I wish I could say I knew we needed to get out and live our lives as usual, but that’s not why we went. We went because my husband, an Aussie, has grown to love turkey drumsticks. And stuffing. And mashed potatoes. And pie. Any excuse to make a pig of himself with unlimited access to food? He’s there. So we went. And I’m glad we did. Yes, it was difficult. Vickie, his colleague, was kind enough to ask her questions about Micah’s health in private, and didn’t share with the rest of the group, so as far as they knew, I was just your average pregnant woman. It helped to know that I didn’t have it written across my face “I HAVE A CHILD WITH SPECIAL NEEDS!” It helped me realize that we will have lots of holidays to celebrate with both kids. Even though Micah has a disability, he has a right to celebrate like everyone else! Christmas was a blur spent with family and friends out of state. I went through the motions, and tried to just concentrate on my daughter’s pure joy over all the pretty presents, lights and fun.
It’s nearly two years later–and Micah has surprised us all. We didn’t know if he would even be able to stand on his own. He not only stands, he loves using his walker to chase his big sister. It has not been easy, though. So far, we’ve been through 7 surgeries and spent our 9th wedding anniversary, Palm Sunday, Easter, the 4th of July, and my birthday in the hospital, courtesy of those surgeries. How do we handle it? Honestly, first I cry. Then, I try to replace the tears with laughter. I bring in treats for the nurses who have to work those days. They don’t exactly want to be there either.

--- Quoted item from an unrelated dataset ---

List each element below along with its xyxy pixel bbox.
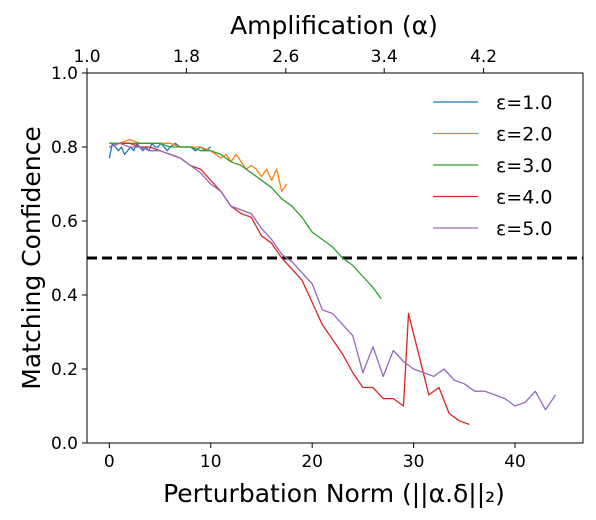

My husband brings us food from our favorite restaurant since we can’t get there. Our favorite drinks taste just as good from a disposable plastic cup as they would from an expensive crystal goblet, right? When friends and family offer to help out, I try to find some way to let them help–accepting help is so important when you have a special needs child! One friend in particular brought me a pint of my favorite sorbet when I had to spend my birthday on the rehab floor with Micah, who was recovering from spinal cord surgery. She sat there and enjoyed her own pint of sorbet with me, since my husband was on a business trip. Was it how I wanted to spend my birthday? Oh heck no! I would have chosen to spend it at a fabulous spa being pampered and massaged and treated like a queen! But my little man needed me, so there I was. Sitting on the pull-out couch eating sorbet with a plastic spoon and laughing with a friend.
What have I learned from having kids with special needs? You really have to be flexible in every area of your life. If something isn’t going the way you wanted it to, don’t fight it. Accept it, and make the best of it. Celebrate, no matter what blow you’ve been dealt. As a youth pastor of mine used to say… fake it ’til you feel it. You’ll get there. And your family will thank you.”